Elías llegó a la universidad con los pies entumecidos por tanto andar, los hombros caídos bajo el peso de su mochila y la mente girando entre fórmulas contables y recuerdos que preferiría olvidar. Su camiseta aún conservaba el olor de la cocina y la humedad de la servilleta con la que se había limpiado una quemadura.
Subió las escaleras sin prisa. Las paredes grises del edificio no eran más bonitas que las del restaurante donde trabajaba, pero ahí, entre apuntes desordenados y voces jóvenes, sentía que podía respirar. Un poco.
Ese lugar no era hogar. Pero era lo más parecido a uno que conocía.
Entró al aula y buscó su asiento de siempre: el del fondo, cerca de la ventana. No era por timidez, sino porque desde ahí podía ver el cielo. Aunque fuera un trozo pequeño entre edificios, le recordaba que había algo más allá de su rutina.
—Llegaste justo a tiempo, milagro andante —le susurró una voz alegre a su lado.
Faith. Cabello trenzado, ojos vivos, ropa sencilla. Siempre con una sonrisa lista. Siempre mirándolo como si supiera lo que él callaba.
Elías forzó una media sonrisa.
—Milagro no, costumbre.
—¿Dormiste algo?
—Lo suficiente para no morir.
—Genial. Porque hoy hay prueba sorpresa.
Él se tensó. No por la prueba. Sino porque sabía que su cabeza no iba a rendir. Que su cuerpo quería rendirse. Que las letras empezaban a bailarle frente a los ojos.
Faith lo notó. Siempre lo notaba.
—Tranquilo, la vamos a pasar juntos. Como siempre.
—Gracias, Faith.
Nadie le decía su nombre con tanta calma. Con tanto respeto. Con tanto cariño sin condiciones.
La clase comenzó. El profesor hablaba de balances, activos y pasivos. Elías tomaba notas rápidas, su letra temblorosa por el cansancio. Cada tanto, cerraba los ojos apenas un segundo, y Faith le daba un leve codazo para mantenerlo despierto.
Durante el descanso, salieron al pequeño patio interior. Faith le ofreció una barrita de cereal. Él dudó, pero la aceptó. No había comido nada desde el pan duro del mediodía.
—¿A veces te dan ganas de rendirte? —le preguntó, sin mirarla.
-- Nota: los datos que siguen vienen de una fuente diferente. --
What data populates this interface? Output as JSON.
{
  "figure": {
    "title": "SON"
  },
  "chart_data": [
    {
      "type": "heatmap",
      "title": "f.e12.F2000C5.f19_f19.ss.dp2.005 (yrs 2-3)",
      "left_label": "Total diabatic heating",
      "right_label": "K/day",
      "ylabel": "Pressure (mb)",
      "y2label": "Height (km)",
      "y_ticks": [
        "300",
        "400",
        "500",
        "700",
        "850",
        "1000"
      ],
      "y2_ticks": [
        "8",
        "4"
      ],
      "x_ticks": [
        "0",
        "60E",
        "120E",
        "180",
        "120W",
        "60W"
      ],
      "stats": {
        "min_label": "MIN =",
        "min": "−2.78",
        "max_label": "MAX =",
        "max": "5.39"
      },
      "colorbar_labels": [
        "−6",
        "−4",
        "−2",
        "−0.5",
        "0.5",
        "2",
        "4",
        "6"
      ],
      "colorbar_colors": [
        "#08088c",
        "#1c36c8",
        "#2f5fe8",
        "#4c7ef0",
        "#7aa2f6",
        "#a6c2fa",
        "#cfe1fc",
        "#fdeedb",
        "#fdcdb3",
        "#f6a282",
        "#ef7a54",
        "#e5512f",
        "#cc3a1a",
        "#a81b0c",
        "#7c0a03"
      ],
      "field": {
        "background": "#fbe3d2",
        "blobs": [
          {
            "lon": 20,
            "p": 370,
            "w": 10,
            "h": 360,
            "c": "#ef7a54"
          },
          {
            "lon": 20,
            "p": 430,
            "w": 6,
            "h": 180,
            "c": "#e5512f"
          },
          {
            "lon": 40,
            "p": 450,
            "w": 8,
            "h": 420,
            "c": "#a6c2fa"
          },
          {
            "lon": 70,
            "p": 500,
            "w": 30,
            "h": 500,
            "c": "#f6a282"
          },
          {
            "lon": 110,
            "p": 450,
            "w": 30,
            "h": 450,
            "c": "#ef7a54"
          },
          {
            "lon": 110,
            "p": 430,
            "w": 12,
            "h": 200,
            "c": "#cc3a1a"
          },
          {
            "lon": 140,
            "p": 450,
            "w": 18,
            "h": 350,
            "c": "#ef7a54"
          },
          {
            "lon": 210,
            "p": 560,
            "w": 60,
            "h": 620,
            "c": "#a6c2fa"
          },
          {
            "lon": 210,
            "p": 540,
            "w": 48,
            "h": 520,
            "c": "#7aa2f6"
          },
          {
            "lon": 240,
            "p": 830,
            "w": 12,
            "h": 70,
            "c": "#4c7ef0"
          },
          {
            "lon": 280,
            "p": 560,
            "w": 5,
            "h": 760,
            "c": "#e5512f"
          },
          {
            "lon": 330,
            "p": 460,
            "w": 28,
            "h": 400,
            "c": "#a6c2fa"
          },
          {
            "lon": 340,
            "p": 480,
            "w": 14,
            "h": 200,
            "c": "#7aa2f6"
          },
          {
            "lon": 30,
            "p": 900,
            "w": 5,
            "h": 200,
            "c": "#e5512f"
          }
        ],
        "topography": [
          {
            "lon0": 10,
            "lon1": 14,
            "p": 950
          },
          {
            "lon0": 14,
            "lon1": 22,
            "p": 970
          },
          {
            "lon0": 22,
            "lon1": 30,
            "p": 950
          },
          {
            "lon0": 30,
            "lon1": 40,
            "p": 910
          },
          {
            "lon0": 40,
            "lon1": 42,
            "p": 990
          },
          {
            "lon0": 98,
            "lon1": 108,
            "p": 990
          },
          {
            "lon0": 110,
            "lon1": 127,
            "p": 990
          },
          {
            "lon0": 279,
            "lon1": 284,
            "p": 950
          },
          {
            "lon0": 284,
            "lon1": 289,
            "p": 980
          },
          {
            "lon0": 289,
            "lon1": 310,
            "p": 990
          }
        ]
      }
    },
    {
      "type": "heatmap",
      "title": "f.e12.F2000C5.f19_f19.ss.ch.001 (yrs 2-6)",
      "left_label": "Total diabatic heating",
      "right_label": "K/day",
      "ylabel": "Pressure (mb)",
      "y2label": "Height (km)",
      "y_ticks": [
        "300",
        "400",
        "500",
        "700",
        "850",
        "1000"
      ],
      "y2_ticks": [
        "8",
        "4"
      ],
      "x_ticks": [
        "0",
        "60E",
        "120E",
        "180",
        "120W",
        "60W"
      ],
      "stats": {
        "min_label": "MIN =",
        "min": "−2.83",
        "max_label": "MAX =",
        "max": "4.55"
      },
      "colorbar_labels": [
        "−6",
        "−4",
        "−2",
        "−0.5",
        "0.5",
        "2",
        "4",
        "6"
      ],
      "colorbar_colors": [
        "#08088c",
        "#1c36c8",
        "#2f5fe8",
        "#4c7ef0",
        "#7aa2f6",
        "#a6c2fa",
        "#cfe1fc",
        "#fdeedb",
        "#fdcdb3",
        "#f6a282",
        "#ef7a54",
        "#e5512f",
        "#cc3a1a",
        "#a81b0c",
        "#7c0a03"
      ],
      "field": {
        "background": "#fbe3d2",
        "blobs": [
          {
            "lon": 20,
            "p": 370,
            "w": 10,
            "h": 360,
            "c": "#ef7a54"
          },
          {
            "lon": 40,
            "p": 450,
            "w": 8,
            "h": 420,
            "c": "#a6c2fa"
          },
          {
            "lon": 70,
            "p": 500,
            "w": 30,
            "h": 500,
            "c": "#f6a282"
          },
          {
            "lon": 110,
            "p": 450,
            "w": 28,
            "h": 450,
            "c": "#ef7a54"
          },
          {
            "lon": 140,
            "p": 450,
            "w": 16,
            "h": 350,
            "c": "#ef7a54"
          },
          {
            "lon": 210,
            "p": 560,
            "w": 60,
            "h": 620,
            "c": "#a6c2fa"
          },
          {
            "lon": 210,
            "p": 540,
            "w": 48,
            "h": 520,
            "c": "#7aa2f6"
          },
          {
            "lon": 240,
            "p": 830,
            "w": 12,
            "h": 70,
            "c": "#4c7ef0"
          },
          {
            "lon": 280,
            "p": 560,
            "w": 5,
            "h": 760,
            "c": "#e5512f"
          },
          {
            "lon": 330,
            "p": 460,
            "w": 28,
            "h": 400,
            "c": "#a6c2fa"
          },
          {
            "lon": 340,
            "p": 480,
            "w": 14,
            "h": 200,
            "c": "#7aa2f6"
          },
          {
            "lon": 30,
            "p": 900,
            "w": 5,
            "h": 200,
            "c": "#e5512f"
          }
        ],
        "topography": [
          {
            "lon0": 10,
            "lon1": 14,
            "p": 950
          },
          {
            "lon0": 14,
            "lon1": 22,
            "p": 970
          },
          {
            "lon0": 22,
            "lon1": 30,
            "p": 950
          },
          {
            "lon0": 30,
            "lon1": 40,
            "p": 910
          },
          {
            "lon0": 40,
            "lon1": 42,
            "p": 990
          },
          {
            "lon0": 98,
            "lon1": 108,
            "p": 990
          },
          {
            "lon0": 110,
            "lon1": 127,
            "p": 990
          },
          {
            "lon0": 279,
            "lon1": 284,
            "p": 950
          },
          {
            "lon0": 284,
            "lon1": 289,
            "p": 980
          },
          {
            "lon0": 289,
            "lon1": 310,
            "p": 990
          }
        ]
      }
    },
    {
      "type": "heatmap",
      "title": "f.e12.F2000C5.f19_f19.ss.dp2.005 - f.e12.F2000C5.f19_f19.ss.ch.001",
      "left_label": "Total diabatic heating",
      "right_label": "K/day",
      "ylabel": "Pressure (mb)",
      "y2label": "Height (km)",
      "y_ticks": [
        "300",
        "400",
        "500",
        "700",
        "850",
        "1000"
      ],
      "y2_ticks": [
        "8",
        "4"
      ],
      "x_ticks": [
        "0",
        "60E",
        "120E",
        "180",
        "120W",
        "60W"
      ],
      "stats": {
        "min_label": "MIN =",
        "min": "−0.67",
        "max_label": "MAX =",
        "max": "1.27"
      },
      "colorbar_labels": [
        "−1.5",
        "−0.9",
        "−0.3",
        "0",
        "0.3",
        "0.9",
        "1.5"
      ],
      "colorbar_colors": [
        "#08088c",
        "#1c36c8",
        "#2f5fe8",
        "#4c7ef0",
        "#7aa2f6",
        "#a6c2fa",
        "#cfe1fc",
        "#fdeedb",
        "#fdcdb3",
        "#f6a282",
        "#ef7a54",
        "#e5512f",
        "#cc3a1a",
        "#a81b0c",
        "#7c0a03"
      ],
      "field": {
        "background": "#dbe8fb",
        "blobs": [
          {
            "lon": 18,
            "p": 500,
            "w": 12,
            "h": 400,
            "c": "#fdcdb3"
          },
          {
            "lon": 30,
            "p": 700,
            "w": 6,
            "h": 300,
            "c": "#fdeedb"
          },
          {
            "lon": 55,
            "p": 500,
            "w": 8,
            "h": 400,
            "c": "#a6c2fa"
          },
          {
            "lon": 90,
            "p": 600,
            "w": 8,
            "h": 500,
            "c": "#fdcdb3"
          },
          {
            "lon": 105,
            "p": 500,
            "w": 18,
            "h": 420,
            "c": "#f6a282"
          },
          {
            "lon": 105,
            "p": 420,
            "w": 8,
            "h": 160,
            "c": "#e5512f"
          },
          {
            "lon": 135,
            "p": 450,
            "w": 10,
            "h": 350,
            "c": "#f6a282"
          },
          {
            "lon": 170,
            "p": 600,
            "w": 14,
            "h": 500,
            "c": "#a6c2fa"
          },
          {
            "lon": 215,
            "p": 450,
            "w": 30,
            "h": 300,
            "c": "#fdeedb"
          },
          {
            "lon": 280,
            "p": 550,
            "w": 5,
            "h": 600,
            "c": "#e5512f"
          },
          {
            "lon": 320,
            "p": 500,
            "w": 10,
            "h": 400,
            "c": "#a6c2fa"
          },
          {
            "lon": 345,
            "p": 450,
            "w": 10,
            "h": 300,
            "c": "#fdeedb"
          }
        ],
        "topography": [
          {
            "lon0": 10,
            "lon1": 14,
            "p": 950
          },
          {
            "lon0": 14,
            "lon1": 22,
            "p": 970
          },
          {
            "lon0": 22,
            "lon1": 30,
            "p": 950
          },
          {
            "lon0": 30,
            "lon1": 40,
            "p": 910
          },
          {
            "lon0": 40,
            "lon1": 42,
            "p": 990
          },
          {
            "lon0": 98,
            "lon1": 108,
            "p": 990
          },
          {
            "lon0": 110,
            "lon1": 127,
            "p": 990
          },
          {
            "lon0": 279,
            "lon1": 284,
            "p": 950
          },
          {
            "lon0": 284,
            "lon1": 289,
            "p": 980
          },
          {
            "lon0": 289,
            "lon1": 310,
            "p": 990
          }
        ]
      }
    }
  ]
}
—Sí. Pero justo después, me acuerdo de por qué estoy aquí.
—¿Y por qué estás aquí?
—Porque mi mamá dejó de estudiar por criarme. Y yo quiero que sienta que valió la pena. ¿Y tú? ¿Por qué no te vas? ¿Por qué sigues?
Elías tardó en responder. No porque no supiera. Sino porque dolía decirlo.
—Porque si no termino esto… no salgo nunca.
—¿De casa?
—De todo.
Faith bajó la mirada. Ella no sabía exactamente qué pasaba en su vida. Solo sospechaba cosas. Pero no lo forzaba. Y por eso, él la apreciaba más que a nadie.
—A veces pienso —dijo él, muy bajito— que si termino la carrera, voy a poder dormir tranquilo. Aunque sea una vez.
Faith le puso una mano en el hombro. No dijo nada. No hacía falta.
Cuando volvieron al aula, Elías tenía los ojos un poco más abiertos. Se sentó derecho. Tomó el lápiz con más firmeza. Tenía hambre, tenía dolor, tenía miedo.
Pero también tenía a Faith.
Y tenía la certeza de que ese aula, aunque fuera frío y silencioso, era el único lugar donde su vida no se deshacía.
Al final de la clase, Faith lo acompañó hasta la entrada.
—¿Vas a estudiar más esta noche?
—Un rato.
—Prométeme que dormirás algo.
—Prometido.
—No me mientas, Elías.
—Nunca te mentiría a ti.
Se despidieron con una sonrisa. Cada uno se fue por su camino.
Él volvió a casa. A limpiar, a aguantar. A callar.
Pero en su bolsillo guardaba una hoja con fórmulas. Y en el pecho, una palabra que no se atrevía a pronunciar: esperanza.